Lebanon + 1 more

QRCS Initiates 2nd Phase of Preterm Baby Incubators for Syrian Refugees in Lebanon [EN/AR]


March 1st, 2016 ― Doha: Building upon the success of the first phase of its preterm neonatal health care project for Syrian refugees in Lebanon, Qatar Red Crescent Society (QRCS) has launched the second phase of the project to cover more preterm infants who need intensive medical care.
Based on the feedback from the first phase, the mechanisms of work were optimized for the new phase, in order to ensure maximum financial and medical control.

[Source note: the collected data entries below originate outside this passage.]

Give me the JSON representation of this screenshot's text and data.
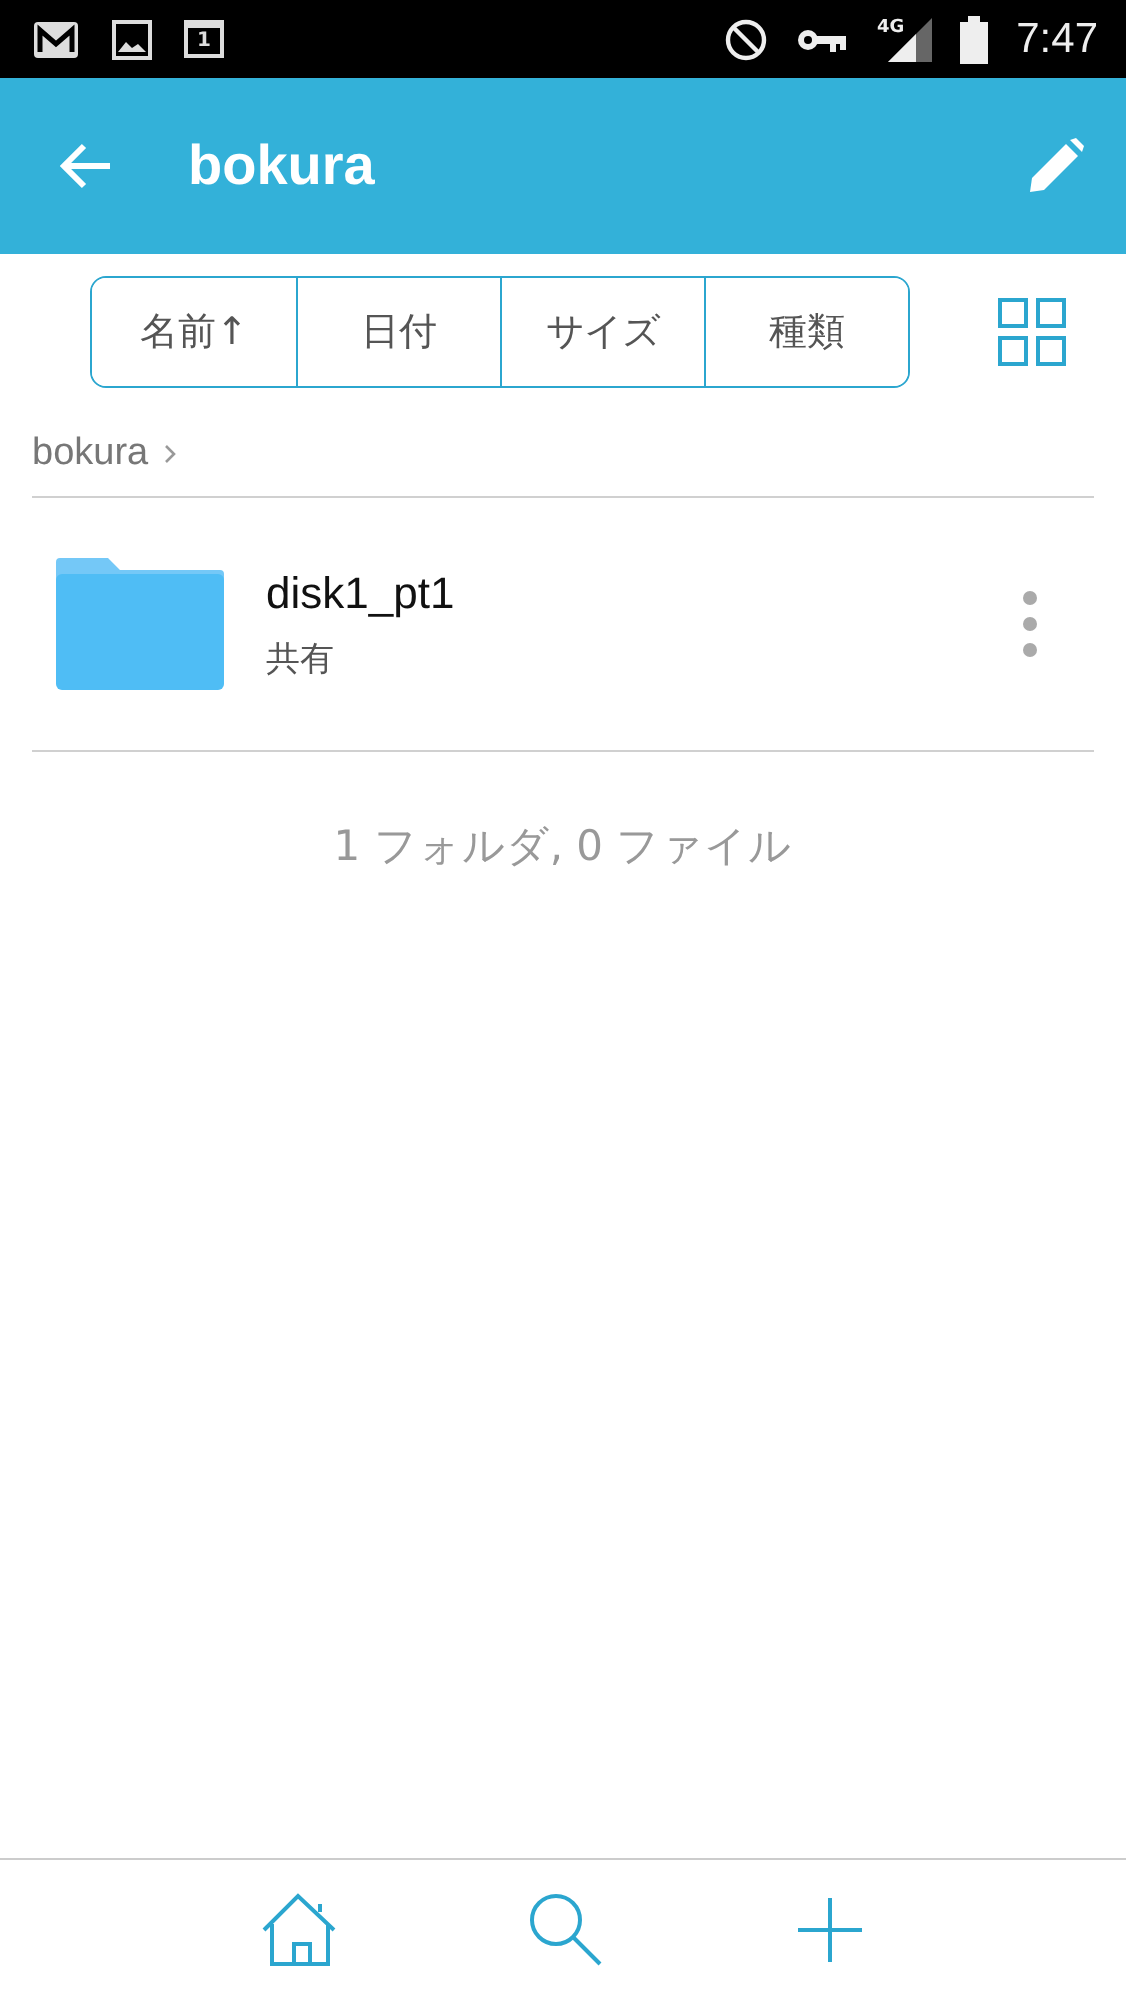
{
  "status_bar": {
    "calendar_day": "1",
    "network": "4G",
    "time": "7:47"
  },
  "app_bar": {
    "title": "bokura"
  },
  "sort_buttons": [
    {
      "label": "名前↑"
    },
    {
      "label": "日付"
    },
    {
      "label": "サイズ"
    },
    {
      "label": "種類"
    }
  ],
  "breadcrumb": [
    "bokura"
  ],
  "items": [
    {
      "kind": "folder",
      "name": "disk1_pt1",
      "subtitle": "共有"
    }
  ],
  "summary": "1 フォルダ, 0 ファイル"
}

Three hospitals (Bekaa, Dr. Hamed Farhat, and Tripoli) were contracted for six months renewable. The doctors emphasized the importance of the program to serve the Syrian refugees. The cases referred by the medical consultant are admitted directly, and all the cost is covered.

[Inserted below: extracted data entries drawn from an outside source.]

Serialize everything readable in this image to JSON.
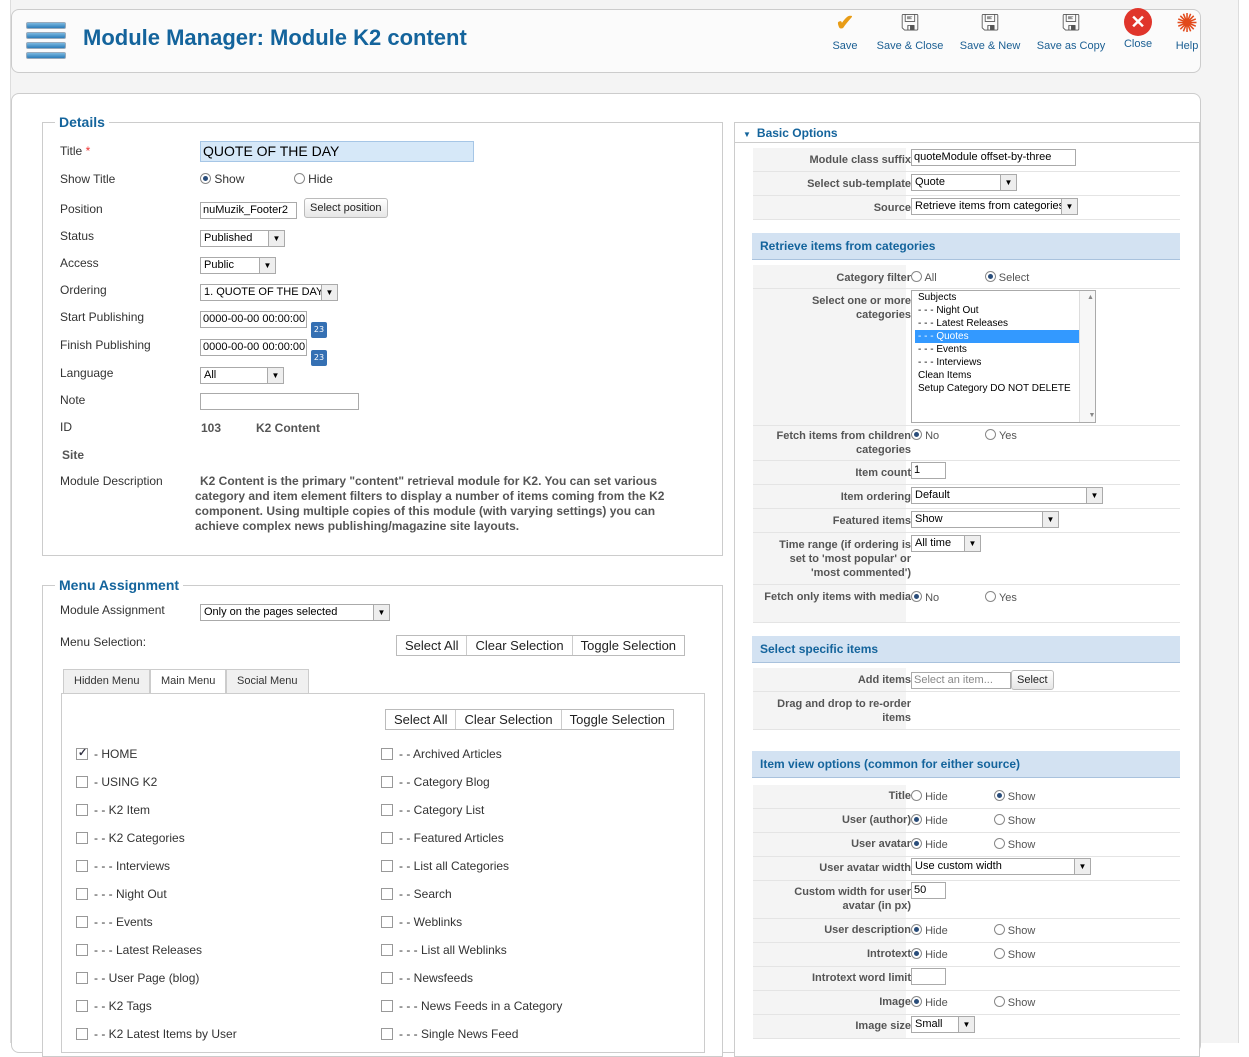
{
  "toolbar": {
    "title": "Module Manager: Module K2 content",
    "buttons": [
      {
        "label": "Save",
        "icon": "checkmark-icon"
      },
      {
        "label": "Save & Close",
        "icon": "disk-icon"
      },
      {
        "label": "Save & New",
        "icon": "disk-plus-icon"
      },
      {
        "label": "Save as Copy",
        "icon": "disk-copy-icon"
      },
      {
        "label": "Close",
        "icon": "close-icon"
      },
      {
        "label": "Help",
        "icon": "lifebuoy-icon"
      }
    ]
  },
  "details": {
    "legend": "Details",
    "title_label": "Title",
    "required_mark": "*",
    "title_value": "QUOTE OF THE DAY",
    "show_title_label": "Show Title",
    "show_opt": "Show",
    "hide_opt": "Hide",
    "position_label": "Position",
    "position_value": "nuMuzik_Footer2",
    "select_position": "Select position",
    "status_label": "Status",
    "status_value": "Published",
    "access_label": "Access",
    "access_value": "Public",
    "ordering_label": "Ordering",
    "ordering_value": "1. QUOTE OF THE DAY",
    "start_label": "Start Publishing",
    "start_value": "0000-00-00 00:00:00",
    "finish_label": "Finish Publishing",
    "finish_value": "0000-00-00 00:00:00",
    "cal_text": "23",
    "language_label": "Language",
    "language_value": "All",
    "note_label": "Note",
    "note_value": "",
    "id_label": "ID",
    "id_value": "103",
    "id_type": "K2 Content",
    "site_label": "Site",
    "desc_label": "Module Description",
    "desc_value": "K2 Content is the primary \"content\" retrieval module for K2. You can set various category and item element filters to display a number of items coming from the K2 component. Using multiple copies of this module (with varying settings) you can achieve complex news publishing/magazine site layouts."
  },
  "menu": {
    "legend": "Menu Assignment",
    "assign_label": "Module Assignment",
    "assign_value": "Only on the pages selected",
    "selection_label": "Menu Selection:",
    "select_all": "Select All",
    "clear_selection": "Clear Selection",
    "toggle_selection": "Toggle Selection",
    "tabs": [
      "Hidden Menu",
      "Main Menu",
      "Social Menu"
    ],
    "left_items": [
      {
        "label": "- HOME",
        "checked": true
      },
      {
        "label": "- USING K2",
        "checked": false
      },
      {
        "label": "- - K2 Item",
        "checked": false
      },
      {
        "label": "- - K2 Categories",
        "checked": false
      },
      {
        "label": "- - - Interviews",
        "checked": false
      },
      {
        "label": "- - - Night Out",
        "checked": false
      },
      {
        "label": "- - - Events",
        "checked": false
      },
      {
        "label": "- - - Latest Releases",
        "checked": false
      },
      {
        "label": "- - User Page (blog)",
        "checked": false
      },
      {
        "label": "- - K2 Tags",
        "checked": false
      },
      {
        "label": "- - K2 Latest Items by User",
        "checked": false
      }
    ],
    "right_items": [
      {
        "label": "- - Archived Articles",
        "checked": false
      },
      {
        "label": "- - Category Blog",
        "checked": false
      },
      {
        "label": "- - Category List",
        "checked": false
      },
      {
        "label": "- - Featured Articles",
        "checked": false
      },
      {
        "label": "- - List all Categories",
        "checked": false
      },
      {
        "label": "- - Search",
        "checked": false
      },
      {
        "label": "- - Weblinks",
        "checked": false
      },
      {
        "label": "- - - List all Weblinks",
        "checked": false
      },
      {
        "label": "- - Newsfeeds",
        "checked": false
      },
      {
        "label": "- - - News Feeds in a Category",
        "checked": false
      },
      {
        "label": "- - - Single News Feed",
        "checked": false
      }
    ]
  },
  "basic": {
    "header": "Basic Options",
    "class_suffix_label": "Module class suffix",
    "class_suffix_value": "quoteModule offset-by-three",
    "subtemplate_label": "Select sub-template",
    "subtemplate_value": "Quote",
    "source_label": "Source",
    "source_value": "Retrieve items from categories",
    "sec_retrieve": "Retrieve items from categories",
    "cat_filter_label": "Category filter",
    "all_opt": "All",
    "select_opt": "Select",
    "select_cats_label": "Select one or more categories",
    "categories": [
      "Subjects",
      "- - - Night Out",
      "- - - Latest Releases",
      "- - - Quotes",
      "- - - Events",
      "- - - Interviews",
      "Clean Items",
      "Setup Category DO NOT DELETE"
    ],
    "fetch_children_label": "Fetch items from children categories",
    "no_opt": "No",
    "yes_opt": "Yes",
    "item_count_label": "Item count",
    "item_count_value": "1",
    "item_ordering_label": "Item ordering",
    "item_ordering_value": "Default",
    "featured_label": "Featured items",
    "featured_value": "Show",
    "time_range_label": "Time range (if ordering is set to 'most popular' or 'most commented')",
    "time_range_value": "All time",
    "fetch_media_label": "Fetch only items with media",
    "sec_specific": "Select specific items",
    "add_items_label": "Add items",
    "add_items_placeholder": "Select an item...",
    "select_btn": "Select",
    "drag_label": "Drag and drop to re-order items",
    "sec_view": "Item view options (common for either source)",
    "title_label": "Title",
    "hide_opt": "Hide",
    "show_opt": "Show",
    "user_author_label": "User (author)",
    "user_avatar_label": "User avatar",
    "avatar_width_label": "User avatar width",
    "avatar_width_value": "Use custom width",
    "custom_width_label": "Custom width for user avatar (in px)",
    "custom_width_value": "50",
    "user_desc_label": "User description",
    "introtext_label": "Introtext",
    "intro_limit_label": "Introtext word limit",
    "intro_limit_value": "",
    "image_label": "Image",
    "image_size_label": "Image size",
    "image_size_value": "Small"
  }
}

Within 45 days of the second phase, a total of 99 newborns benefited from medical care, including 59 males and 40 females. The cost amounted to $30,179, with full coverage of 65 cases and partial coverage of 22 cases.

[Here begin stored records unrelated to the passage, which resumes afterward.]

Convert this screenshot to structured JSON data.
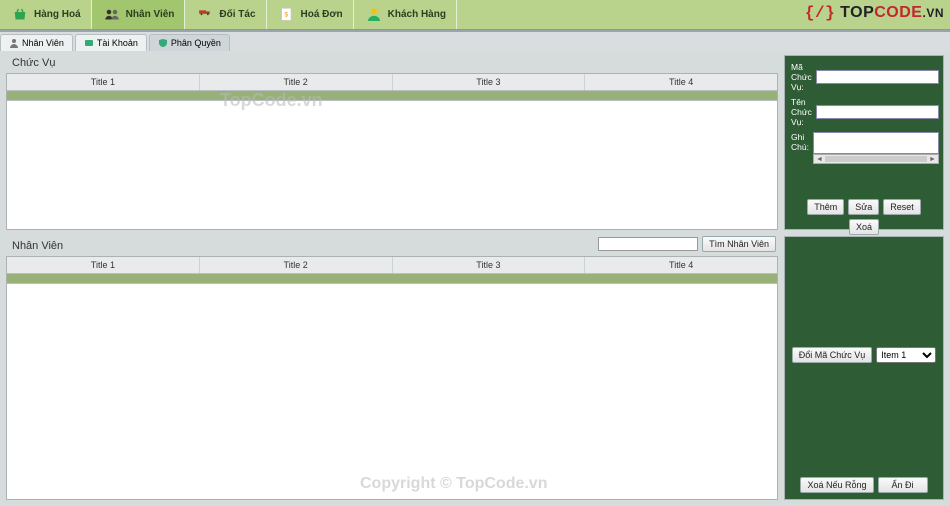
{
  "logo": {
    "top": "TOP",
    "code": "CODE",
    "vn": ".VN"
  },
  "ribbon": [
    {
      "label": "Hàng Hoá",
      "iconColor": "#2fa44f"
    },
    {
      "label": "Nhân Viên",
      "iconColor": "#333",
      "active": true
    },
    {
      "label": "Đối Tác",
      "iconColor": "#c0392b"
    },
    {
      "label": "Hoá Đơn",
      "iconColor": "#f39c12"
    },
    {
      "label": "Khách Hàng",
      "iconColor": "#f1c40f"
    }
  ],
  "subtabs": [
    {
      "label": "Nhân Viên"
    },
    {
      "label": "Tài Khoản"
    },
    {
      "label": "Phân Quyền",
      "active": true
    }
  ],
  "sectionTop": {
    "title": "Chức Vụ",
    "columns": [
      "Title 1",
      "Title 2",
      "Title 3",
      "Title 4"
    ]
  },
  "sectionBottom": {
    "title": "Nhân Viên",
    "searchPlaceholder": "",
    "searchButton": "Tìm Nhân Viên",
    "columns": [
      "Title 1",
      "Title 2",
      "Title 3",
      "Title 4"
    ]
  },
  "formTop": {
    "field1": "Mã Chức Vụ:",
    "field2": "Tên Chức Vụ:",
    "field3": "Ghi Chú:",
    "buttons": [
      "Thêm",
      "Sửa",
      "Reset",
      "Xoá"
    ]
  },
  "formBottom": {
    "changeBtn": "Đổi Mã Chức Vụ",
    "selectOptions": [
      "Item 1"
    ],
    "selectedOption": "Item 1",
    "deleteEmpty": "Xoá Nếu Rỗng",
    "hideBtn": "Ẩn Đi"
  },
  "watermarks": {
    "wm1": "TopCode.vn",
    "wm2": "Copyright © TopCode.vn"
  }
}
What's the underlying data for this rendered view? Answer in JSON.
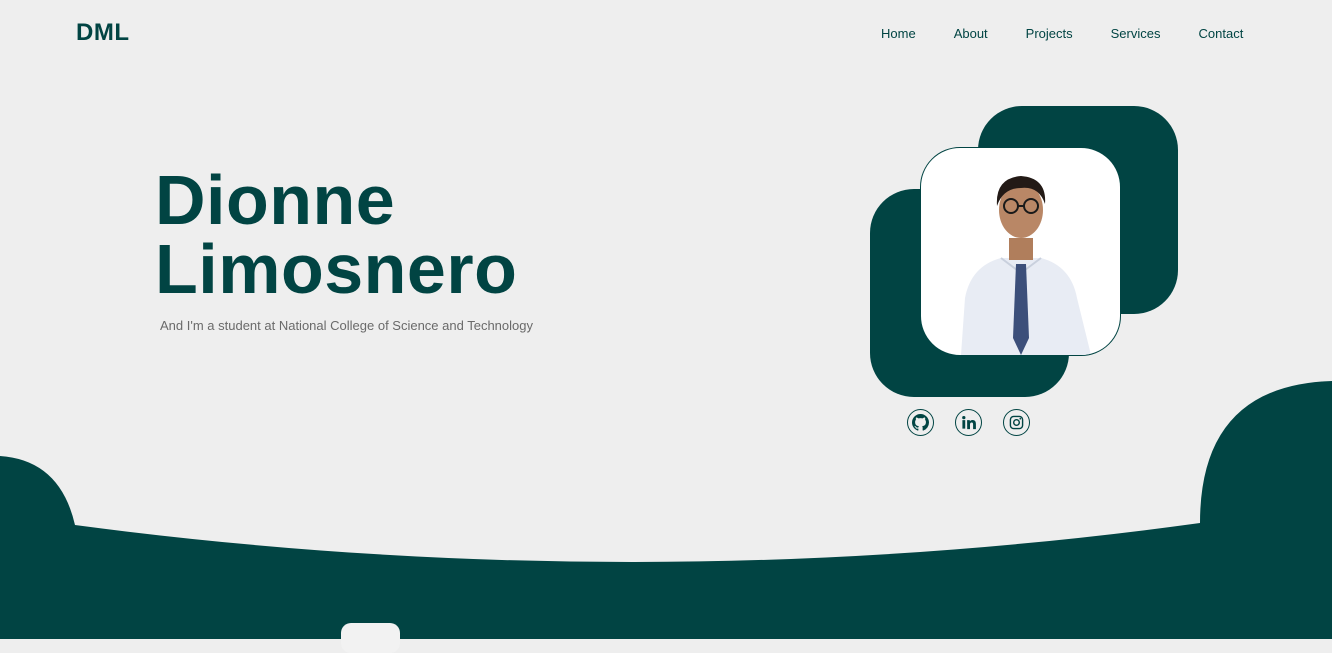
{
  "brand": {
    "logo_text": "DML"
  },
  "nav": {
    "items": [
      {
        "label": "Home"
      },
      {
        "label": "About"
      },
      {
        "label": "Projects"
      },
      {
        "label": "Services"
      },
      {
        "label": "Contact"
      }
    ]
  },
  "hero": {
    "first_name": "Dionne",
    "last_name": "Limosnero",
    "tagline": "And I'm a student at National College of Science and Technology"
  },
  "socials": [
    {
      "icon": "github-icon"
    },
    {
      "icon": "linkedin-icon"
    },
    {
      "icon": "instagram-icon"
    }
  ],
  "colors": {
    "primary": "#014443",
    "background": "#eeeeee",
    "muted_text": "#6a6a6a"
  }
}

Dr. Hamed Farhat Hospital received 58 cases, compared to 22 and 19 cases in Tripoli Hospital and Bekaa Hospital, respectively. Already, 87 cases have been released, while 12 cases are still under medical care. The stay of beneficiary babies totaled 640 days, with an average of 7.36 days per case.
QRCS has another preterm birth care for Syrian refugees in Lebanon, funded by Qatar Charity. Under that project, four hospitals (Bekaa, Chtaura, Dr. Hamed Farhat, and Tripoli) were contracted to offer medical care for preterm infants.

The hospitals were provided with medical supplies and medicines, and a pediatric consultant was hired to examine and diagnose the cases to see how long they need to be put in incubators.

The project was the product of a survey done by QRCS mission in Lebanon about the conditions of Syrian refugees there, to identify the strengths and weaknesses in the health services offered by health care providers. The study showed the necessity of extending medical support for the Syrians and paying for the costs of premature birth hospitalization.

The Office of the United Nations High Commissioner for Refugees (UNHCR) covers 75% of the costs for registered Syrian families only, excluding other informal refugees. Even the 25% cannot be afforded by the registered Syrian families due to lack of income.